The whole sickening practice was revealed when one "daughter", Sarah Hamilton-Byrne, was expelled in 1987 for her rebellious behaviour and alerted police to the cult.

Now, in the new documentary, other former Lake Eildon children have opened up about their brutal ordeal.

Ben Shenton talks of how Sarah was once violently beaten with a belt for disobeying orders.

"Sarah was thrashed", he says with tears in his eyes. "I was watching her being belted with a buckle and she's being beaten to the point where she's wriggling out of her clothes.

"Hearing her body smash across the balustrades. It was horrendous to know they had the power to do that and would it."

After the 1987 police raid led to the rescue of six children from the cult, Hamilton-Byrne and her husband Bill fled Australia.
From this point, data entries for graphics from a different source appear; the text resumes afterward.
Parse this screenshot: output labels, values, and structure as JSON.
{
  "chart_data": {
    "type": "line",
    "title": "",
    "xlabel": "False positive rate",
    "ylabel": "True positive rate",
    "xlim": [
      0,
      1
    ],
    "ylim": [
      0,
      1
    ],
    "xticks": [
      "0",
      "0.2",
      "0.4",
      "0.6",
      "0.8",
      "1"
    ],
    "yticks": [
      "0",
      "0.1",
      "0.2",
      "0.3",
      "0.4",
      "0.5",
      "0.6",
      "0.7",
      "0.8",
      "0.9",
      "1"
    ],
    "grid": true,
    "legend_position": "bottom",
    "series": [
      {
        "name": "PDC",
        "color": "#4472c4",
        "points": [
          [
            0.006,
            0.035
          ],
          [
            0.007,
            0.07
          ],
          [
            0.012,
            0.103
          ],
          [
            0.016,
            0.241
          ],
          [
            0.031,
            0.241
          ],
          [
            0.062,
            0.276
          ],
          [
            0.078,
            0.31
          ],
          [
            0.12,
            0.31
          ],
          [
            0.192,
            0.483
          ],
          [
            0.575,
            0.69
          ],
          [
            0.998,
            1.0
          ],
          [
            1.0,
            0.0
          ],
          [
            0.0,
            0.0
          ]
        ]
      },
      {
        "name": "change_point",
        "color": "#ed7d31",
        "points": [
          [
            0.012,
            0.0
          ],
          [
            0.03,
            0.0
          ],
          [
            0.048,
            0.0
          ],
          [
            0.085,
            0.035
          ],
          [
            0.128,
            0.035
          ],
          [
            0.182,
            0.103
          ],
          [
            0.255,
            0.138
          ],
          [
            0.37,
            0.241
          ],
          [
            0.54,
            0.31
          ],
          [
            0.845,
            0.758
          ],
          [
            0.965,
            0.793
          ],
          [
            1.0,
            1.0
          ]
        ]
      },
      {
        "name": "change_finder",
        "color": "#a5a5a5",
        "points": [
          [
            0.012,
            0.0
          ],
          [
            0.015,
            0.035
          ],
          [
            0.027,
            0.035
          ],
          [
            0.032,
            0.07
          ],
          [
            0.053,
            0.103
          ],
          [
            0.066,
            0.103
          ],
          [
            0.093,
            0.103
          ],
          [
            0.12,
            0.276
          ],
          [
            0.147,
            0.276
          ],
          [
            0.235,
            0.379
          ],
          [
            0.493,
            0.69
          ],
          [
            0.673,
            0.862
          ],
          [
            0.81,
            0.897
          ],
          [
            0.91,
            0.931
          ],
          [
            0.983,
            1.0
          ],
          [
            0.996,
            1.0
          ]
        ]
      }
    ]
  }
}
Six years later they were found by the FBI in Hurleyville, New York and were extradited back to Oz, where they faced charges of fraud relating to falsely registering three children as their own.

They were handed £3,000 fines but were spared jailed.

Now Hamilton-Byrne is seeing out her final years with dementia in a nursing home, while a reported power struggle is underway into how the group will continue.

Detective Lex de Man, who led the investigation into the cult, told : "My only regret is she was never held totally to account for the misery she caused to the former cult children.

"I have no sympathy for the woman I consider the most evil person I ever met in my police career."